If you need legal certainty — for example because a misclassification would be expensive — you can apply to HMRC for an Advance Tariff Ruling (ATaR). An ATaR is a decision that legally binds HMRC to a specific commodity code for your goods, usually for three years, and protects you if HMRC's view later changes.
How the code maps to what you pay
The commodity code is the key that unlocks the charges due at the UK border. Two separate amounts are normally calculated from it.
- Customs duty. Each commodity code carries a duty rate, expressed as a percentage of the customs value of the goods (the price paid plus, in most cases, transport and insurance to the UK border). Under the UK Global Tariff this might be 0%, or it might run to the high teens, depending on the product.
- Import VAT. On top of duty, most imports attract import VAT at the standard rate of 20%. Some goods are charged a reduced rate of 5% (for example certain energy-saving materials) or are zero-rated (for example most food and children's clothing).
The order of calculation matters. Import VAT is charged on a value that already includes the customs duty and the freight costs — not just the price of the goods. In other words, VAT is applied to the customs value plus the duty plus shipping, so duty effectively increases the VAT bill as well. The current rates and rules are published and administered by HMRC, and the landed-cost calculator on this page follows the same method.
Chapters, sections and common examples
The tariff is organised into 21 sections and 99 chapters, grouped broadly by material and then by degree of processing — raw materials early on, finished manufactured goods later. Getting into the right chapter is most of the battle. Here are some everyday products and the codes and duty rates they typically fall under:
- Laptops and computers — heading 8471, usually 0% duty.
- Smartphones and mobile phones — heading 8517, usually 0% duty.
- Cotton T-shirts — heading 6109, around 12% duty.
- Trainers and footwear — heading 6404, around 16.9% duty.
- Passenger cars — heading 8703, around 10% duty.
These examples show why the code matters so much: electronics often clear at zero duty, while clothing and footwear carry some of the highest rates in the tariff. A wrong chapter can mean paying duty you never owed — or under-declaring and facing a bill plus penalties later.
What's different about the UK (and where importers go wrong)
Most generic classification guides were written for the EU and never updated for Brexit. The UK now has its own distinct position, and a few points trip up importers again and again.

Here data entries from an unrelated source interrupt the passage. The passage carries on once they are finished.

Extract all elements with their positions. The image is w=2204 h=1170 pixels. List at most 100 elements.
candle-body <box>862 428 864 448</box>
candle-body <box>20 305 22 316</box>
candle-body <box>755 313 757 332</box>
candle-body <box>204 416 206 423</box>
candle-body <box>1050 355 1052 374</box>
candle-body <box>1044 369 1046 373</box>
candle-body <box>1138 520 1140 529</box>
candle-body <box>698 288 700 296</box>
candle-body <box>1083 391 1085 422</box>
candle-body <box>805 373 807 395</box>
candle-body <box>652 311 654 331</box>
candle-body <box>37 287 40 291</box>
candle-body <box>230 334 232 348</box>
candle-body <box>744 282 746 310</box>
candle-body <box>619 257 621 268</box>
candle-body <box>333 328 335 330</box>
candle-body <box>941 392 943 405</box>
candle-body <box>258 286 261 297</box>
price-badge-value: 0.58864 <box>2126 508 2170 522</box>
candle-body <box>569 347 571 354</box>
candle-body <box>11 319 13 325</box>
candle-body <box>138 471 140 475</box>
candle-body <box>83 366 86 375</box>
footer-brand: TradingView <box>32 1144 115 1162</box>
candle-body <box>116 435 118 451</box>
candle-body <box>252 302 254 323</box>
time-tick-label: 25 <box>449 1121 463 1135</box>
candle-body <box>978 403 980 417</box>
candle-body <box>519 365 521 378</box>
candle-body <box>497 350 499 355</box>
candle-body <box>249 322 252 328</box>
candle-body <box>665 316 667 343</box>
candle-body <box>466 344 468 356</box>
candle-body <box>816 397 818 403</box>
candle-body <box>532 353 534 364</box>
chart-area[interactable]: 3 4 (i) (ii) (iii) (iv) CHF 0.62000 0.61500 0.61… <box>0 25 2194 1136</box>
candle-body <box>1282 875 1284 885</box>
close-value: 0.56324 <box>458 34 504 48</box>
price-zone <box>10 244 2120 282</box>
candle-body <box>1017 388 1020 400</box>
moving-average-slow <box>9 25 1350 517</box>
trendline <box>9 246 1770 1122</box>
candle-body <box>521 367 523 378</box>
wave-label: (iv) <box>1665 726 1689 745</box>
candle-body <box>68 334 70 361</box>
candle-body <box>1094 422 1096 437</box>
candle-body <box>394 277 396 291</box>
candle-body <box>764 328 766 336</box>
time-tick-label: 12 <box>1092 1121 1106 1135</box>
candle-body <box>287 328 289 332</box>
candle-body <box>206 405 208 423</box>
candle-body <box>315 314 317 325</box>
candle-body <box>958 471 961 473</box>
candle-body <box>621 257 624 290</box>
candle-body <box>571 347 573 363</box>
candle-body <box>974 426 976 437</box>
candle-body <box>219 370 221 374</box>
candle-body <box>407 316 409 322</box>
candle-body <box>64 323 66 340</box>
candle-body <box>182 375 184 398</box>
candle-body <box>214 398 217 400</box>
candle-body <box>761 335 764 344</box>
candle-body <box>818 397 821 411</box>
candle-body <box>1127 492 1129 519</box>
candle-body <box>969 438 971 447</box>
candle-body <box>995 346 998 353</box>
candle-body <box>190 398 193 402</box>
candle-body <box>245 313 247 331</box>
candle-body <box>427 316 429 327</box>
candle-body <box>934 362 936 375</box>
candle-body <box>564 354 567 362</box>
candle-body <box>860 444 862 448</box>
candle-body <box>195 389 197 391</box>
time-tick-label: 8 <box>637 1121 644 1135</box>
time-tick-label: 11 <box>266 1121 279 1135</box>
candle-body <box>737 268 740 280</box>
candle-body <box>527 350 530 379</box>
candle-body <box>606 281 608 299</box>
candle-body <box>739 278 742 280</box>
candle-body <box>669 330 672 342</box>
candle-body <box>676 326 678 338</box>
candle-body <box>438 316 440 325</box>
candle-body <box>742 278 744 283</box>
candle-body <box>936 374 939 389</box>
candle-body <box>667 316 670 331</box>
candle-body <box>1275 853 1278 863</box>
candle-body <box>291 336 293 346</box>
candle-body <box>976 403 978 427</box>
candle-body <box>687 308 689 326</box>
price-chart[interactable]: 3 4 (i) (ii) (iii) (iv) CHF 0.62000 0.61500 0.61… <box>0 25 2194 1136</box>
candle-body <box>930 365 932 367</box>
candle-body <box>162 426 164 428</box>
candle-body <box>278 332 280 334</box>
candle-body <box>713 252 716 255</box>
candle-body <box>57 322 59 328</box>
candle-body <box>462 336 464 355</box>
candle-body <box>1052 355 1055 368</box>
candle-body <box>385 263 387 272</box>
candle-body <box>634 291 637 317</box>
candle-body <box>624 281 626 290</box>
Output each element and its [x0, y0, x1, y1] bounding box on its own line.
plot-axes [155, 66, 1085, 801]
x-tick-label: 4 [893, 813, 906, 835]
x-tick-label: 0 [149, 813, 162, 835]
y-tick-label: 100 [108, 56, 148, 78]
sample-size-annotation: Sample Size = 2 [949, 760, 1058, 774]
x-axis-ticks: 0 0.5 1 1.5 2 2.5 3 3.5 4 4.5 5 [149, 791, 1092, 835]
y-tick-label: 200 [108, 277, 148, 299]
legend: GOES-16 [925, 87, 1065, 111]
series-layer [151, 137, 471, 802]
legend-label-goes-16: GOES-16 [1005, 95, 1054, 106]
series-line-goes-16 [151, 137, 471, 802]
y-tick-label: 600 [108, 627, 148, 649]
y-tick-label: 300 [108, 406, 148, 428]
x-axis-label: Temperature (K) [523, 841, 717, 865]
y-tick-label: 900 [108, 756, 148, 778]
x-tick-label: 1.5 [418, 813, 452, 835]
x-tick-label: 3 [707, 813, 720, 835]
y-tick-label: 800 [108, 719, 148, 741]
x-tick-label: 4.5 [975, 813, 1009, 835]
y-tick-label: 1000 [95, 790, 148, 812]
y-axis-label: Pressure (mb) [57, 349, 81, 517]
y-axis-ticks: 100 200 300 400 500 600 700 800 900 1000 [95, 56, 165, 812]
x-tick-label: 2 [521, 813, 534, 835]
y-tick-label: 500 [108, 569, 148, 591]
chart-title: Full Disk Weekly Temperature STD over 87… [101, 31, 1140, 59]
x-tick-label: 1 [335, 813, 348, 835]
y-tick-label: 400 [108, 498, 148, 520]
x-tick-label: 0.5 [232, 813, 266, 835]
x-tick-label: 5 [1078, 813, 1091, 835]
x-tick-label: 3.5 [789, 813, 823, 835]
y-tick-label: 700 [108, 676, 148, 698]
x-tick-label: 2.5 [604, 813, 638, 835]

- UKGT, not TARIC. Since 1 January 2021, Great Britain charges duty under the UK Global Tariff. Older EU rates you find online may no longer apply, so always confirm the rate against the current UK Trade Tariff.
- The Northern Ireland dual position. Under the Windsor Framework, the same commodity code can attract the UKGT rate in Great Britain but the EU Common Customs Tariff rate in Northern Ireland for "at risk" goods. Where your goods land changes the duty, even though the code does not.
- Common misclassification pitfalls. Watch for goods classified by material when they should be classified by function (or vice versa); "sets" and kits that must be classified by their essential character; parts versus complete goods; and assuming a product's marketing name maps neatly to a tariff term.
- Codes change. The Harmonised System is revised every few years and the UK tariff is updated annually. A code that was correct two years ago may have been split, merged or renumbered, so always check the current year's tariff before you declare.